Die öffentliche Debatte rund um Kunststoffe bzw. Kunststoffverpackungen erhitzt oftmals die Gemüter. Was sind aus Ihrer Sicht die größten Vorurteile in diesem Zusammenhang, die mit Fakten widerlegt werden könnten? Wie erleben Sie die „Stimmungslage“ in Ihrer täglichen Arbeit mit Industrie, Handel, Konsumenten?

„Uns begegnen viele Vorurteile. Eines davon ist, dass Kunststoffe ein Klimakiller seien, weil sie überwiegend auf Erdöl basieren. Das ist jedoch nicht ganz richtig. Zum einen schützen Kunststoffverpackungen erheblich mehr Ressourcen als sie verbrauchen. Und die Formel Produktschutz = Klimaschutz ist nicht zu unterschätzen beim nachhaltigen Konsum, denn die Produktion von Lebensmitteln und anderen Produkten geht einem erheblich höheren Ressourcen- und Energieverbrauch und damit verbundenen CO2-Emissionen einher als die der Verpackung. Es ist deshalb auch aus Sicht des Klimaschutzes richtig, Erzeugnisse durch eine angemessene Verpackung vor Schaden zu schützen. Zum anderen würden sich die CO2-Emissionen nahezu verdreifachen, wenn wir Kunststoffverpackungen einfach durch andere Verpackungsmaterialien ersetzen würden. Denn auch wenn diese Materialien nicht auf Erdöl basieren, so brauchen sie doch oftmals sehr viel mehr Energie zur Verarbeitung und im Transport. Der Ersatz von Kunststoffen kann daher nicht im Sinne der Transformation sein. Vielmehr brauchen wir die ökologische Rohstoffwende. Der steigende Einsatz von Recyclingmaterial wird die Abhängigkeit vom Erdöl als Rohstoff verringern und die bereits gute Klimabilanz von Kunststoffverpackungen weiter verbessern.

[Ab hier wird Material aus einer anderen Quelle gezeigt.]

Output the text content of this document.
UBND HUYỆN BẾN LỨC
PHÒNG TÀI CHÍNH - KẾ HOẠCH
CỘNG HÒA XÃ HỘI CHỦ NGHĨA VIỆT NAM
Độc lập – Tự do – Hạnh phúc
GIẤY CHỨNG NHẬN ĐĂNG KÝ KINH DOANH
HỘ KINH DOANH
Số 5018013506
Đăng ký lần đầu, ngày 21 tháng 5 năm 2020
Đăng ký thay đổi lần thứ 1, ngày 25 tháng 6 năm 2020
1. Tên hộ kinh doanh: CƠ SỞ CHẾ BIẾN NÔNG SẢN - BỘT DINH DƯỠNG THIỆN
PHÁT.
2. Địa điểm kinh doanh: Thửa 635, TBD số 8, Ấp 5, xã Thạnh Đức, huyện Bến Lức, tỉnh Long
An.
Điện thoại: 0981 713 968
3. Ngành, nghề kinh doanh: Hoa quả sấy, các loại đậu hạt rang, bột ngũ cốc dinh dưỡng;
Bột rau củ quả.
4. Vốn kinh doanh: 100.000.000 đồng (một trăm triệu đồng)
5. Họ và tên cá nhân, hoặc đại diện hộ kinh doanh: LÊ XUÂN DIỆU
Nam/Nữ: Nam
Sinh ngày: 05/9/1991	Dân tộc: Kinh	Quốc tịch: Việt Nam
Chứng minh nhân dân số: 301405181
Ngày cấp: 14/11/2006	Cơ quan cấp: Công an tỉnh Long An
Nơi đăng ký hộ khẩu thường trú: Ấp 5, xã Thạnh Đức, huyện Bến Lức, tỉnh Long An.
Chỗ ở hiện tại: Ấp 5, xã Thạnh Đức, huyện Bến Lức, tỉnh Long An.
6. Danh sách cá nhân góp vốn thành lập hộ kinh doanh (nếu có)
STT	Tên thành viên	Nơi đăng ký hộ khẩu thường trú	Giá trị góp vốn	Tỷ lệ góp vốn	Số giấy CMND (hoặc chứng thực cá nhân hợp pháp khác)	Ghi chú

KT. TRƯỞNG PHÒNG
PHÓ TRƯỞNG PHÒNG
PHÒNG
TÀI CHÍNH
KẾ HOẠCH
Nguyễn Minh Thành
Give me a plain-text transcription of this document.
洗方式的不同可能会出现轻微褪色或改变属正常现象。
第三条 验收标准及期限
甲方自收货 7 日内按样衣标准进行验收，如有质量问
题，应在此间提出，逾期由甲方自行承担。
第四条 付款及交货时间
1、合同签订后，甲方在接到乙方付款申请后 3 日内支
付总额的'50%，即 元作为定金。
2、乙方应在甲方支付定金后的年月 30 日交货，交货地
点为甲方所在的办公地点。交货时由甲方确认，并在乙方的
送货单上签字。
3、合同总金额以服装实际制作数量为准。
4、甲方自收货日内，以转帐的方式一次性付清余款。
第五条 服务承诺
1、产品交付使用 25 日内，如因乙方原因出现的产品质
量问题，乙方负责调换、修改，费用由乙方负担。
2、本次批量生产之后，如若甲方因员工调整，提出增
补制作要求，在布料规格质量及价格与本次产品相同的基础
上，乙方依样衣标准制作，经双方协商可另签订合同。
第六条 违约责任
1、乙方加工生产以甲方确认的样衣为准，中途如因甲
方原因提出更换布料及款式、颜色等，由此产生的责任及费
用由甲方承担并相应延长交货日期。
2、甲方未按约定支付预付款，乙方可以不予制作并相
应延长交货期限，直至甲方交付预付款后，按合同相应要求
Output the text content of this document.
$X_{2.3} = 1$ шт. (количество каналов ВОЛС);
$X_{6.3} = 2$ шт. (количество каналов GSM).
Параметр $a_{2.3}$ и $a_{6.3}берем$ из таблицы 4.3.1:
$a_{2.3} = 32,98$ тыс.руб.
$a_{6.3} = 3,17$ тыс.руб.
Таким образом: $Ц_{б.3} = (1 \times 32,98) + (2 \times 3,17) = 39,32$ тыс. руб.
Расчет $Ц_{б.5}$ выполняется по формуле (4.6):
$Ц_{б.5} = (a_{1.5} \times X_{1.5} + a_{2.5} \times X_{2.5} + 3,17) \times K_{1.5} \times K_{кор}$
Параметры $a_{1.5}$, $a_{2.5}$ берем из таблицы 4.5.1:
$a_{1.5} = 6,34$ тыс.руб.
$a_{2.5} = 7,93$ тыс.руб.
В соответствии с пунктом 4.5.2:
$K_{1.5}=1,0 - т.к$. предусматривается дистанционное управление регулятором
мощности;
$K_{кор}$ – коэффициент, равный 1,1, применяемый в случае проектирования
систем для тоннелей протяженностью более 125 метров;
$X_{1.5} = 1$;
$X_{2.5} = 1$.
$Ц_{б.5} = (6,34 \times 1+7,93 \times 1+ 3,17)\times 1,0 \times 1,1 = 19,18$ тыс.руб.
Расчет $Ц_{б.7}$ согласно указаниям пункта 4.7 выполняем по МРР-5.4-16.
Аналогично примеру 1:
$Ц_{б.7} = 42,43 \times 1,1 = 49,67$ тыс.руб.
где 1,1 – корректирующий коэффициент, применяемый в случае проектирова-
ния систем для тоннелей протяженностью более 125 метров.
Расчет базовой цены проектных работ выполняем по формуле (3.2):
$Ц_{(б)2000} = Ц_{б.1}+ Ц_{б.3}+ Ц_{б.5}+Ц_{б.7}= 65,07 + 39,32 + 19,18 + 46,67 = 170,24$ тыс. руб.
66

Die Stimmungslage wird zudem geprägt von Umständen, die wir nur sehr begrenzt beeinflussen können: den globalen Eintrag von Abfällen aller Art in die Umwelt und speziell in die Meere, der vor allem in Ländern mit einer schlechten Abfallinfrastruktur stattfindet. Kunststoffteile sammeln sich in der Umwelt an, da sie sich kaum abbauen. Das zu ändern, bedarf großer gemeinsamer und weltweiter Anstrengungen, die derzeit in einem globalen Plastikabkommen verhandelt werden.

Leider setzt das Littering unsere Produkte auch in Ländern mit einer guten Abfallinfrastruktur wie in Deutschland unter Druck. Alternativen locken, zwar nicht mit besseren Eigenschaften oder Ökobilanzen, dafür aber mit oftmals erfolgreichem Greenwashing. Fachexperten beobachten schließlich schon länger kritisch den Trend zur Substitution von reinen Kunststoffverpackungen durch Verbunde – also Verpackungen aus einem Materialmix aus Papier und Kunststoff. Nicht selten werden diese Verbunde mit „weniger Plastik“ beworben und dem Verbraucher damit eine besondere Umweltfreundlichkeit suggeriert, obwohl sie erhebliche Probleme beim Recycling bereiten und durch ihr meist höheres Gewicht das Aufkommen an Verpackungsabfällen weiter steigern.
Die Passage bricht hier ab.